A comissão política nacional do PS aprovou esta sexta-feira de madrugada a proposta do secretário-geral, António José Seguro, para a abstenção nas votações na generalidade e especialidade do Orçamento do Estado para 2012.
Estamos falados quanto a esta direcção do PS. António José Seguro faz ofício de corpo presente, quer dizer, vota nim - independentemente do conteúdo do documento e independentemente da atitude da maioria quanto ao debate da proposta. A politiquice sobrepõe-se à política. Política é contrastar propostas, bater-se por elas, aquilatar do mérito relativo de cada posição, argumentar, representar ideias alternativas. Politiquice é ficar pelo aspecto geral das coisas. Seguro fica pela politiquice quando entrega os pontos (diz o que vai votar) sem apresentar as suas alternativas, sem dizer o que quer. Será que, afinal, o PS não quer nada de diferente do que propõe o governo? Ou será que o PS não faz ideia nenhuma de como fazer diferente? Isso seria grave, porque a única maneira de não exilar a política para a rua é manter a política (a alternativa) a funcionar dentro das instituições.
De passagem, para não colocar as coisas em termos de grupinhos dentro do PS, note-se que Francisco Assis, ex-candidato a califa no lugar do califa, defendeu basicamente a mesma posição que Seguro. Aliás, até a defendeu há mais tempo e em formato mais radical: defendeu o anúncio da abstenção antes de se conhecer o documento. António Costa, da sua torre de observação, é um homem de vistas mais largas: defende como princípio geral que o PS e o PSD, quando na oposição, devem, sempre, deixar passar os OE do outro partido no governo. Quer dizer: uma espécie de "bloco central" permanente e sem cláusulas em torno do principal instrumento de orientação política para cada ano. O rotativismo dos nossos dias - e a preguiça de fugir à luta política necessária, com nobreza - continua a cheirar bem à nobreza do PS. Nada que seja exclusivo de Seguro, portanto. O PCP e o BE agradecem: que não haja política entre PS e PSD, apenas convivência, é o seu seguro de vida.
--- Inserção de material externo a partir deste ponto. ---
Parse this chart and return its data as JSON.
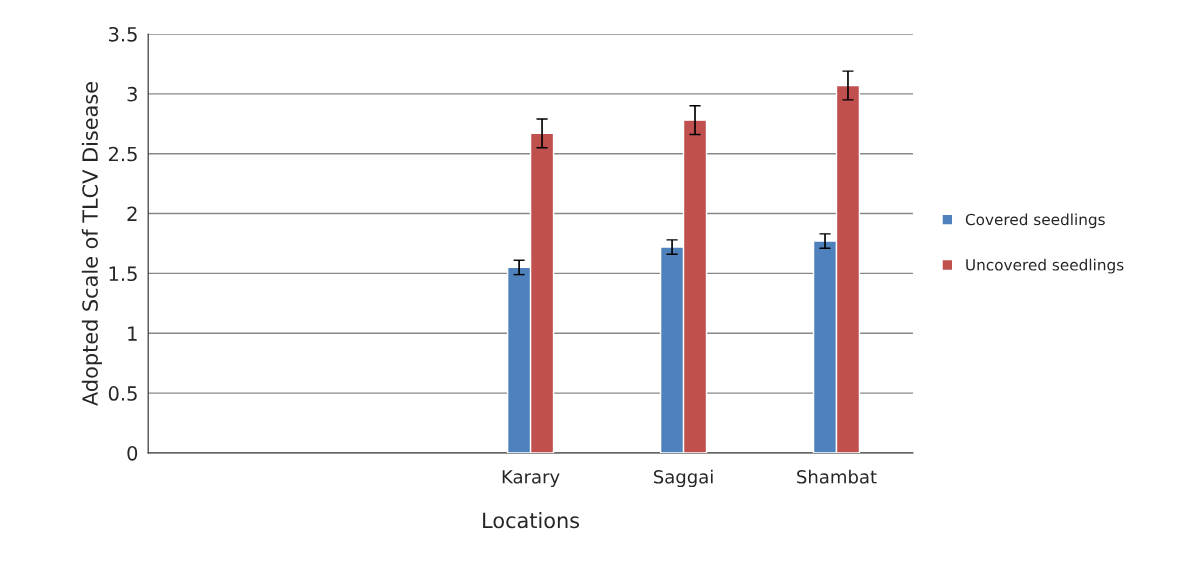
{
  "chart_data": {
    "type": "bar",
    "xlabel": "Locations",
    "ylabel": "Adopted Scale of TLCV Disease",
    "categories": [
      null,
      null,
      "Karary",
      "Saggai",
      "Shambat"
    ],
    "series": [
      {
        "name": "Covered seedlings",
        "color": "#4f81bd",
        "values": [
          null,
          null,
          1.55,
          1.72,
          1.77
        ],
        "errors": [
          null,
          null,
          0.06,
          0.06,
          0.06
        ]
      },
      {
        "name": "Uncovered seedlings",
        "color": "#c0504d",
        "values": [
          null,
          null,
          2.67,
          2.78,
          3.07
        ],
        "errors": [
          null,
          null,
          0.12,
          0.12,
          0.12
        ]
      }
    ],
    "ylim": [
      0,
      3.5
    ],
    "yticks": [
      0,
      0.5,
      1,
      1.5,
      2,
      2.5,
      3,
      3.5
    ],
    "grid": "y",
    "legend": "right"
  }
}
Na medida em que, tendo chegado a SG do PS, Seguro não pode ser propriamente um distraído, fica nisto tudo qualquer coisa por explicar: qual a razão para Seguro se comportar deste modo? Infelizmente, a minha explicação é a mais tenebrosa. Seguro está, objectivamente, a partilhar um objectivo táctico com o seu amigo Miguel Relvas: consolidar a narrativa de que a culpa disto tudo aponta para Sócrates. Isso convém ao actual governo, para nos distrair das irresponsabilidades passadas do PSD, da campanha eleitoral mentirosa, da sua agenda ideológica com rabo de fora. Isso convém a Seguro (pensa ele), para calar os "socráticos". Essa é a única explicação possível para Seguro desistir de exigir ao governo as contas do "desvio colossal", a desculpa mentirosa para a austeridade brutal, que nunca passou de um script para cinema de animação. Seguro cedeu à tentação de se livrar do legado de Sócrates de mão dada com a propaganda do governo. Que esse tópico de táctica intra-partidária se possa sobrepor ao interesse nacional, é lamentável.
Provavelmente, algum encontro secreto já terá servido para prometerem ao SG do PS alguma compensação, em sede de discussão na especialidade, para esta rendição sem luta. Veremos. De qualquer modo, embora eu apoie conversações civilizadas e discretas entre partidos, a legitimação da política não se faz nos gabinetes, nem às escondidas. Pelo menos em democracia, os políticos e os partidos têm de mostrar as cartas com que jogam, para que os cidadãos possam ajuizar e tomar partido. Evitar o caminho da Grécia exige responsabilidade ao PS, sem dúvida. Mas também exige que as instituições funcionem, que sejam o lugar da luta política, se não queremos que se esvaziem para a rua. Se não queremos, com infelicidade, traduzir para o nosso país a sábia frase de Teresa de Sousa, em artigo no Público de hoje: «Se não houver rapidamente uma inversão de caminho, o risco deixará de estar nos mercados para passar a estar nos eleitores».